A sentença judicial representa simplesmente uma crença do juiz. Ele conclui sobre aquilo que as partes lhe demonstraram por intermédio da prova (e prova é somente o que for produzido em contraditório judicial, vide artigo 155 CPP). A sentença judicial é um posicionamento fundamentado que o juiz é obrigado a proferir, mas o quanto este posicionamento representa o que realmente ocorreu ninguém sabe.


A defesa desta ingênua ideia também é uma traquinice que, no fundo, pode não ser tão ingênua assim. Matreiramente sustenta-se que para buscar a verdade real o juiz necessita produzir provas de ofício, tanto que o art. 156 do CPP prevê esta prática.
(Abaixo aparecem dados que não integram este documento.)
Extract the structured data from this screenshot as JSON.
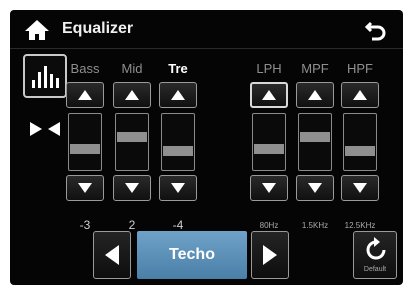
{
  "header": {
    "title": "Equalizer"
  },
  "bands": [
    {
      "label": "Bass",
      "value": "-3",
      "level": 0.35,
      "active": false
    },
    {
      "label": "Mid",
      "value": "2",
      "level": 0.6,
      "active": false
    },
    {
      "label": "Tre",
      "value": "-4",
      "level": 0.3,
      "active": true
    },
    {
      "label": "LPH",
      "value": "80Hz",
      "level": 0.35,
      "active": false
    },
    {
      "label": "MPF",
      "value": "1.5KHz",
      "level": 0.6,
      "active": false
    },
    {
      "label": "HPF",
      "value": "12.5KHz",
      "level": 0.3,
      "active": false
    }
  ],
  "preset": {
    "label": "Techo"
  },
  "default_button": {
    "label": "Default"
  },
  "colors": {
    "background": "#050505",
    "preset": "#5b8fb8",
    "thumb": "#8f8f8f"
  },
  "icons": {
    "home": "home-icon",
    "back": "back-arrow-icon",
    "eq": "equalizer-bars-icon",
    "balance": "balance-icon",
    "reset": "reset-icon"
  }
}
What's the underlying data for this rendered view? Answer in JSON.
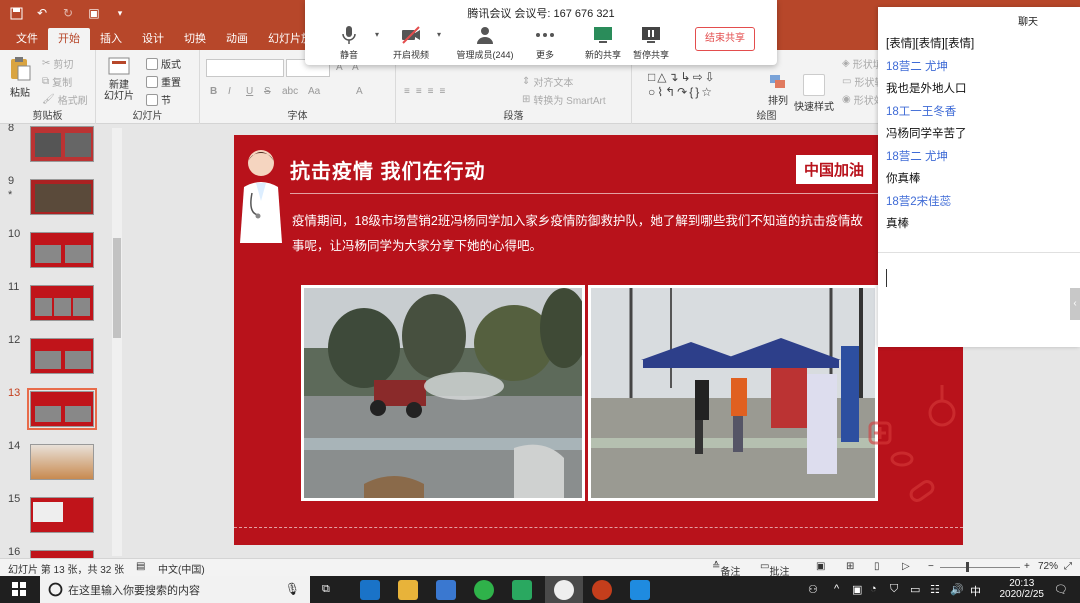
{
  "ppt": {
    "tabs": [
      "文件",
      "开始",
      "插入",
      "设计",
      "切换",
      "动画",
      "幻灯片放映"
    ],
    "active_tab": "开始",
    "ribbon": {
      "clipboard": {
        "label": "剪贴板",
        "paste": "粘贴",
        "cut": "剪切",
        "copy": "复制",
        "format_painter": "格式刷"
      },
      "slides": {
        "label": "幻灯片",
        "new_slide": "新建\n幻灯片",
        "layout": "版式",
        "reset": "重置",
        "section": "节"
      },
      "font": {
        "label": "字体",
        "bold": "B",
        "italic": "I",
        "underline": "U",
        "strike": "S",
        "spacing": "abc",
        "case": "Aa",
        "color": "A"
      },
      "paragraph": {
        "label": "段落",
        "align_text": "对齐文本",
        "convert_smartart": "转换为 SmartArt"
      },
      "drawing": {
        "label": "绘图",
        "arrange": "排列",
        "quick_styles": "快速样式",
        "shape_fill": "形状填充",
        "shape_outline": "形状轮廓",
        "shape_effects": "形状效果"
      }
    },
    "thumbnails": [
      {
        "num": "8"
      },
      {
        "num": "9",
        "star": "*"
      },
      {
        "num": "10"
      },
      {
        "num": "11"
      },
      {
        "num": "12"
      },
      {
        "num": "13"
      },
      {
        "num": "14"
      },
      {
        "num": "15"
      },
      {
        "num": "16"
      }
    ],
    "selected_slide": "13",
    "slide": {
      "title": "抗击疫情  我们在行动",
      "badge": "中国加油",
      "body": "疫情期间，18级市场营销2班冯杨同学加入家乡疫情防御救护队，她了解到哪些我们不知道的抗击疫情故事呢，让冯杨同学为大家分享下她的心得吧。"
    },
    "status": {
      "slide_info": "幻灯片 第 13 张，共 32 张",
      "language": "中文(中国)",
      "notes": "备注",
      "comments": "批注",
      "zoom": "72%"
    }
  },
  "meeting": {
    "title": "腾讯会议 会议号: 167 676 321",
    "buttons": {
      "mute": "静音",
      "video": "开启视频",
      "members": "管理成员(244)",
      "more": "更多",
      "new_share": "新的共享",
      "pause_share": "暂停共享"
    },
    "end_share": "结束共享"
  },
  "chat": {
    "title": "聊天",
    "messages": [
      {
        "name": "",
        "text": "[表情][表情][表情]"
      },
      {
        "name": "18营二 尤坤",
        "text": "我也是外地人口"
      },
      {
        "name": "18工一王冬香",
        "text": "冯杨同学辛苦了"
      },
      {
        "name": "18营二 尤坤",
        "text": "你真棒"
      },
      {
        "name": "18营2宋佳蕊",
        "text": "真棒"
      }
    ]
  },
  "taskbar": {
    "search_placeholder": "在这里输入你要搜索的内容",
    "time": "20:13",
    "date": "2020/2/25",
    "ime": "中"
  },
  "colors": {
    "ppt_accent": "#b7472a",
    "slide_bg": "#b8121b",
    "chat_name": "#3f6bd6",
    "end_share": "#e34d4d"
  }
}
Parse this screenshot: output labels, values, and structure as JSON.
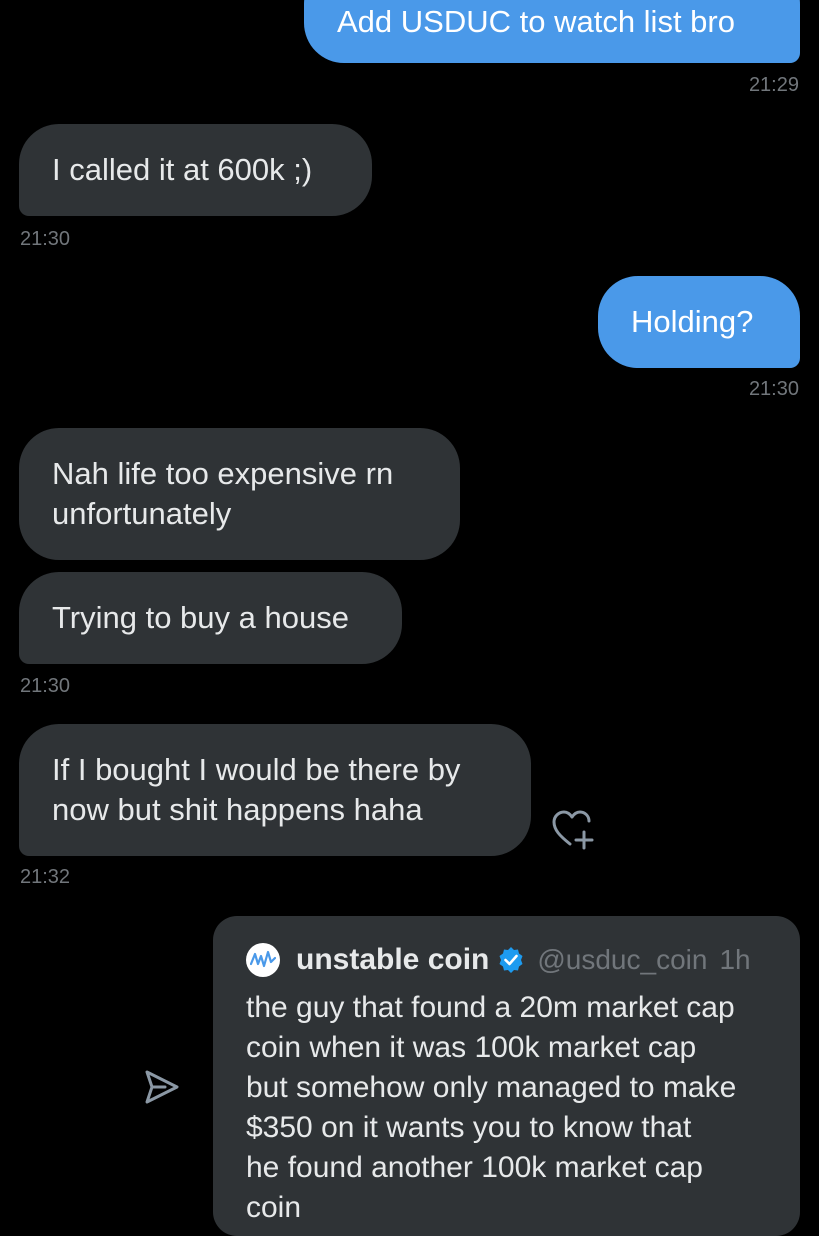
{
  "messages": [
    {
      "text": "Add USDUC to watch list bro",
      "time": "21:29"
    },
    {
      "text": "I called it at 600k ;)",
      "time": "21:30"
    },
    {
      "text": "Holding?",
      "time": "21:30"
    },
    {
      "text": "Nah life too expensive rn\nunfortunately"
    },
    {
      "text": "Trying to buy a house",
      "time": "21:30"
    },
    {
      "text": "If I bought I would be there by\nnow but shit happens haha",
      "time": "21:32"
    }
  ],
  "quoted_post": {
    "author_name": "unstable coin",
    "handle": "@usduc_coin",
    "age": "1h",
    "text": "the guy that found a 20m market cap\ncoin when it was 100k market cap\nbut somehow only managed to make\n$350 on it wants you to know that\nhe found another 100k market cap\ncoin"
  },
  "icons": {
    "react": "heart-plus-icon",
    "share": "send-icon",
    "verified": "verified-badge-icon"
  },
  "colors": {
    "background": "#000000",
    "sent_bubble": "#4a99e9",
    "received_bubble": "#2f3336",
    "timestamp": "#71767b",
    "verified": "#1d9bf0"
  }
}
Com esta autorização, quebrada está a imparcialidade do juiz, jogando-se às favas o sistema acusatório previsto na CRFB/88 (o artigo 129, inciso I, garante a exclusividade da acusação por parte do MP), transformando o CPP em um instrumento inquisitivo, onde a gestão da prova está nas mãos do julgador, podendo agir também enquanto acusador, tal qual agia-se na época da inquisição (Geraldo Prado, Aury Lopes Jr., Jacinto Nelson de Miranda Coutinho).


Passados 33 anos da Constituição Federal ter estabelecido o sistema acusatório (juiz imparcial), ainda temos dificuldades de assimilar esta quebra de paradigma, insistindo na verdade real e na produção de provas de ofício pelo juiz.


Mas, aos poucos, este mito está sendo deixado de lado. Aos poucos perceberão que o processo penal não tem por função buscar a verdade, mas tão somente ser um instrumento de aplicação do direito material e de controle das garantias fundamentais individuais. Aos poucos perceberão que a gestão da prova não pode ficar a mercê do juiz, sob pena de quebrar a imparcialidade exigida pela CRFB/88 e ficará para traz, na memória que deve ser esquecida, a época em que o CPP autorizava o juiz a fazer provas de ofício sob o falso manto da verdade real.